W Zamku Lubomirskich w Rzeszowie dzisiaj (4 października) zostanie otwarta Izba Pamięci z okazji 70. rocznicy próby odbicia z rąk komunistycznego reżimu więźniów z więzienia na rzeszowskim zamku.

Nieudanego ataku na więzienie dokonał 7 października 1944 r. oddział Armii Krajowej pod dowództwem inspektora rzeszowskiego kpt. Łukasza Cieplińskiego, ps. „Pług”. Celem akcji było uwolnienie przetrzymywanych na zamku przez władze komunistyczne żołnierzy polskiego podziemia niepodległościowego.

O godz. 23:30 pierwsi AK-owcy wspięli się na mury od strony alei Pod Kasztanami. Straż więzienna wykryła ich w pobliżu bramy głównej. Zespół plut. Władysława Dyni („Dorsz”) podjął walkę z funkcjonariuszami UB, MO oraz z Sowietami, którzy ruszyli z odsieczą straży więziennej. Do akcji weszły też pozostałe grupy AK. Blisko godzinna strzelanina przyniosła straty po obu stronach. Przed godz. 1:00 w nocy kpt. Ciepliński przerwał atak i wycofał swoich żołnierzy. Część AK-owców ewakuowała się wzdłuż Wisłoka, część przeszła na południową stronę rzeki.

Według raportu wywiadu AK strzały na ul. Jagiellońskiej i Zamkowej postawiły na nogi straż więzienną.

„Wszyscy byli pewni, że więzienie zostanie odbite. Strach i panika wielka zapanowała. W trakcie strzelaniny wystarczyłby jeden granat pod główną bramę, gdzie stało 2 żołnierzy. […] Spodziewano się ataku od frontu głównymi drzwiami, lub od północnej bramy, którą należało sforsować. […] Około godz. 3 nad ranem przyszło do więzienia ok. 20 Sowietów. Kierownik wydziału śledczego ppor. Grabowski […] został ciężko ranny przez żołnierza AK strzelającego spod lipy na rogu. […] Pod lipą na rogu został również zastrzelony przez milicję jeden z naszych ludzi”.

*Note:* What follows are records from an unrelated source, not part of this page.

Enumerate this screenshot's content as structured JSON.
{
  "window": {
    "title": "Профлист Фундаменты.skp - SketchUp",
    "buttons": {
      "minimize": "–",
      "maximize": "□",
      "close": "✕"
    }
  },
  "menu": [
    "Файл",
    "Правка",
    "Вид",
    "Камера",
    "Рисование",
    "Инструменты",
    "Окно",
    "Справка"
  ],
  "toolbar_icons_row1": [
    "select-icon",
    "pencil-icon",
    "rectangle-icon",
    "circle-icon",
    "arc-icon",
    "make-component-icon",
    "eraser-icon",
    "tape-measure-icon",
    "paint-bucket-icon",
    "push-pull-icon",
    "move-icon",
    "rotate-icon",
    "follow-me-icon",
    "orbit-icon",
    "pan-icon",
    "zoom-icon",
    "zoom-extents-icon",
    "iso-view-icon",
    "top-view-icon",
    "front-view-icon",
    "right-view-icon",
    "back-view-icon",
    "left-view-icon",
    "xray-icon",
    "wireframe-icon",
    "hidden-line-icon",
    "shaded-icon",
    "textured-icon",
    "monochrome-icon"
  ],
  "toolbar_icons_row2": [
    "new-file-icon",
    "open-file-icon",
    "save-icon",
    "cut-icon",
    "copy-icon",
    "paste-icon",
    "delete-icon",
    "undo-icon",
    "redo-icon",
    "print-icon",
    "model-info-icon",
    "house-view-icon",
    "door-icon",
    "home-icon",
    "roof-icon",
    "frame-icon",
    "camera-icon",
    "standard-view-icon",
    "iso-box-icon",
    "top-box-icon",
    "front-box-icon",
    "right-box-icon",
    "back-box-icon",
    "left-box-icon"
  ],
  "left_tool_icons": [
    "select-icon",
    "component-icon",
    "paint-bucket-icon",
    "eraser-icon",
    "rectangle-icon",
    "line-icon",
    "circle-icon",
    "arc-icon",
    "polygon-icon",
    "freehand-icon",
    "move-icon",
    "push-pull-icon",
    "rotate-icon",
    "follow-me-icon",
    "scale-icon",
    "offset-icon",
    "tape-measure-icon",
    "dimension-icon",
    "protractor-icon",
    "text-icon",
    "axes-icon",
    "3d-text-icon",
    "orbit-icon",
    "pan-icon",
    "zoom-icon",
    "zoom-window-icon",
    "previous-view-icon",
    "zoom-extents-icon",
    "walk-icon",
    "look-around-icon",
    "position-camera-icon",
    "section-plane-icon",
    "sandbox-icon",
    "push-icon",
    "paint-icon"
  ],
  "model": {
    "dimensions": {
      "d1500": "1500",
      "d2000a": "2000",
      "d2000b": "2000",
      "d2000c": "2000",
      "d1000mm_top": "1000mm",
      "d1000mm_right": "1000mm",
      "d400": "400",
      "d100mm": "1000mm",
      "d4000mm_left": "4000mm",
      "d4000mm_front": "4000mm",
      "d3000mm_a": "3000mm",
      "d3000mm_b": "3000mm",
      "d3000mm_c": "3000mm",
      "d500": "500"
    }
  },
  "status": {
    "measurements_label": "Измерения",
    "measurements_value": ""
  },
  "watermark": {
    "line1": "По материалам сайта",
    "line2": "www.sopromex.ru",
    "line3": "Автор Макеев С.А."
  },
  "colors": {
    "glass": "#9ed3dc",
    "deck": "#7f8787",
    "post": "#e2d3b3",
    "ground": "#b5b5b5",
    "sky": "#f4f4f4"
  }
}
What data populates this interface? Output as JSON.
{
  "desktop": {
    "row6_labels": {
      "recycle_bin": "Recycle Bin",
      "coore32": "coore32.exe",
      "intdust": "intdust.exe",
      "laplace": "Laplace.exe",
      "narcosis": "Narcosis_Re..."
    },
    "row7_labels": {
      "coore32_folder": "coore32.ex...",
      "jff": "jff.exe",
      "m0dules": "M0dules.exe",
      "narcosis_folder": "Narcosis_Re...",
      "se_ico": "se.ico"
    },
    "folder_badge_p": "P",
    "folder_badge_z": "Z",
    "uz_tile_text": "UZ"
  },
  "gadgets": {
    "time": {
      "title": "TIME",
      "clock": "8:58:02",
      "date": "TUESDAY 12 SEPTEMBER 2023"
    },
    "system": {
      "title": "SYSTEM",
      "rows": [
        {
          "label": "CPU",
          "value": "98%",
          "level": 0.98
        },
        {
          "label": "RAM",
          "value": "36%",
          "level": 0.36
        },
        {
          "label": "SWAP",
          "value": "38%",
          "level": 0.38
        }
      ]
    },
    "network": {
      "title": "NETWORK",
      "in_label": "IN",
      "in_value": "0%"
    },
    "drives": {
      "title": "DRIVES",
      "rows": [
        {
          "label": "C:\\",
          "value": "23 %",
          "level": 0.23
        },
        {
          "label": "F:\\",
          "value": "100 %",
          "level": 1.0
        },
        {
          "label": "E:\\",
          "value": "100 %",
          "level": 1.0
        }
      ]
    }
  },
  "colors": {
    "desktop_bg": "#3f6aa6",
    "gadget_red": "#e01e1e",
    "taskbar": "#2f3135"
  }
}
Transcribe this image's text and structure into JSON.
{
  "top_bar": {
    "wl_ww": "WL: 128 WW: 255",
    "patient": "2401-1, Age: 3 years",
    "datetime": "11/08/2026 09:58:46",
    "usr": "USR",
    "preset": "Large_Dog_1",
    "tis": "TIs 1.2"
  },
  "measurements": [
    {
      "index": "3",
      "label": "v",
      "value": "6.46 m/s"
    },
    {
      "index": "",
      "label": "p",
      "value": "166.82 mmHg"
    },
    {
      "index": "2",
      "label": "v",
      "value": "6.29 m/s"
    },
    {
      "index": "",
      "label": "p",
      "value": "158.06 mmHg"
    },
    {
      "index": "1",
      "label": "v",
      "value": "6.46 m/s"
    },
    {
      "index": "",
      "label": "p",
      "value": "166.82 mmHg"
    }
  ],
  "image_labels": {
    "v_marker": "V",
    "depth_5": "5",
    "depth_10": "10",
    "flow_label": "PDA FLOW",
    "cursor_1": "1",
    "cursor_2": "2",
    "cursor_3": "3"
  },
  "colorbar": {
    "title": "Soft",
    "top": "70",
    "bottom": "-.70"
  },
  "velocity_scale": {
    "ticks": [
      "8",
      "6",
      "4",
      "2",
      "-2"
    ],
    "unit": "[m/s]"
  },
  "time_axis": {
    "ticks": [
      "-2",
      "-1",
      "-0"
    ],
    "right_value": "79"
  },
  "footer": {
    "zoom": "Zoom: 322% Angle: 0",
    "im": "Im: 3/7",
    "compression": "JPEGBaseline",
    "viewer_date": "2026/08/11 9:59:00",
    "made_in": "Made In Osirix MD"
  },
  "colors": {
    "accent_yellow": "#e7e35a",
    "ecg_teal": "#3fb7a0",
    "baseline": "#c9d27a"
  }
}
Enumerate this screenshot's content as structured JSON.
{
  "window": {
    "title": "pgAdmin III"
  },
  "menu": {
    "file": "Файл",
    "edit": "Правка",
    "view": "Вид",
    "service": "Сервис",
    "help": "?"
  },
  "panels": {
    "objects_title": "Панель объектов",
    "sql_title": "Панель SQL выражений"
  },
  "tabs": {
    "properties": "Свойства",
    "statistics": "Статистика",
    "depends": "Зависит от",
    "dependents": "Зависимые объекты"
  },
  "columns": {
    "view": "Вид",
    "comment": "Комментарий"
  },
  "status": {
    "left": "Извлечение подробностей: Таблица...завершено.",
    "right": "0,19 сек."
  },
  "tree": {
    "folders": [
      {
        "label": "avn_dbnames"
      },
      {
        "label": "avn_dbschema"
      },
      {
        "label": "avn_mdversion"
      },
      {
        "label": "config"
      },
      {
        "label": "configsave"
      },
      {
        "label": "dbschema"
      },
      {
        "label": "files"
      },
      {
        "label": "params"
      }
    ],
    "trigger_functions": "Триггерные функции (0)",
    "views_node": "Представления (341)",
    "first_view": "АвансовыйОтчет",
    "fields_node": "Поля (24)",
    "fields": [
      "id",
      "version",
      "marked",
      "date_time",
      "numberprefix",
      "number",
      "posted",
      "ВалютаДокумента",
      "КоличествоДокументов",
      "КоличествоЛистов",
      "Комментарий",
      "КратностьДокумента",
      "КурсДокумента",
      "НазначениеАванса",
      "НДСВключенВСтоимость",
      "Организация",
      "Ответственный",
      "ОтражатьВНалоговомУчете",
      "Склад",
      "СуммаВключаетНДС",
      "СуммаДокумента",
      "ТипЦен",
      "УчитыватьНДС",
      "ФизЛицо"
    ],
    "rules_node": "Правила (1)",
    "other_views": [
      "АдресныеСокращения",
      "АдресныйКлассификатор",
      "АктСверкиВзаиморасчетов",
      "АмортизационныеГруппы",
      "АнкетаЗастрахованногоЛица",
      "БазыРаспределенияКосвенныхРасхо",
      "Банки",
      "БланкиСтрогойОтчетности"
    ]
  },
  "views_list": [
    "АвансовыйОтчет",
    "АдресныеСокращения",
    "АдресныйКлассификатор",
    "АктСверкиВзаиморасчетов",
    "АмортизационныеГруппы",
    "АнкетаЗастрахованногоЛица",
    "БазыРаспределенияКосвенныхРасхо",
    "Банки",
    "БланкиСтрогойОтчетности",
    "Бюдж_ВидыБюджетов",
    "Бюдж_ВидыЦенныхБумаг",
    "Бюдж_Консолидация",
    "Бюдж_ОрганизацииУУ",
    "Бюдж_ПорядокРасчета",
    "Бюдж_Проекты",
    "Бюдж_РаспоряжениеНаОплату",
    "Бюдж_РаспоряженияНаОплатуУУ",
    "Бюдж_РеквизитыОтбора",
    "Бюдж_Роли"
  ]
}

70. rocznica tego wydarzenia jest okazją do przypomnienia mieszkańcom Rzeszowa o tragicznej roli, jaką w przeszłości odegrał Zamek jako siedziba więzienia – w latach 1939-1944 niemieckiego, a od sierpnia 1944 do 1981 r. więzienia komunistycznego.

To w rzeszowskim więzieniu przetrzymywani byli należący do elity społeczności Rzeszowa działacze społeczni i niepodległościowi, nauczyciele i młodzież. To stąd do Tarnowa wysłano więźniów politycznych, którzy znaleźli się w pierwszym transporcie więźniów do powstającego w czerwcu 1940 r. obozu koncentracyjnego w Auschwitz.

To stąd wywożono skazanych na śmierć, traconych w masowych egzekucjach w Rzeszowie, Lubzinie i lasach głogowskich.

Po wkroczeniu do Rzeszowa Armii Czerwonej rzeszowski Zamek stał się komunistyczną katownią, której ofiarami stali się także działacze i żołnierze podziemia niepodległościowego. Warunki bytowe więźniów były jeszcze gorsze niż w okresie okupacji niemieckiej, a ponadto Zamek stał się miejscem wykonywania wyroków śmierci wydanych przez komunistyczne sądy.

W latach 1944-1956 w murach więzienia na rzeszowskim Zamku życie straciło ponad 400 osób, m.in. członkowie zarządu rzeszowskiego okręgu Zrzeszenia Wolność i Niezawisłość: Władysław Koba, Leopold Rząsa oraz Michał Zygo, dowódcy i żołnierze antykomunistycznych oddziałów partyzanckich, jak Jan Toth czy Stanisław Kossakowski oraz wielu innych ludzi, których zasługi dla niepodległości Polski są niepodważalne.

– Zamiast nagród i uznania, władze komunistyczne pozbawiły ich życia i oczerniały w pamięci publicznej. Miejsce pochówku większości osób straconych i zmarłych na Zamku do dziś pozostaje nieznane – przypomina Małgorzata Waksmundzka-Szarek, rzecznik prasowy rzeszowskiego oddziału Instytutu Pamięci Narodowej.

Więzienie na Zamku w Rzeszowie funkcjonowało do 1981 r.

Otwarciu Izby Pamięci towarzyszyć będzie także koncert z okazji 75. rocznicy utworzenia Polskiego Państwa Podziemnego. W sali balowej Zamku Lubomirskich wystąpią Anna Polony, Krzysztof Sadłowski (wiolonczela) i Piotr Kosiński (fortepian).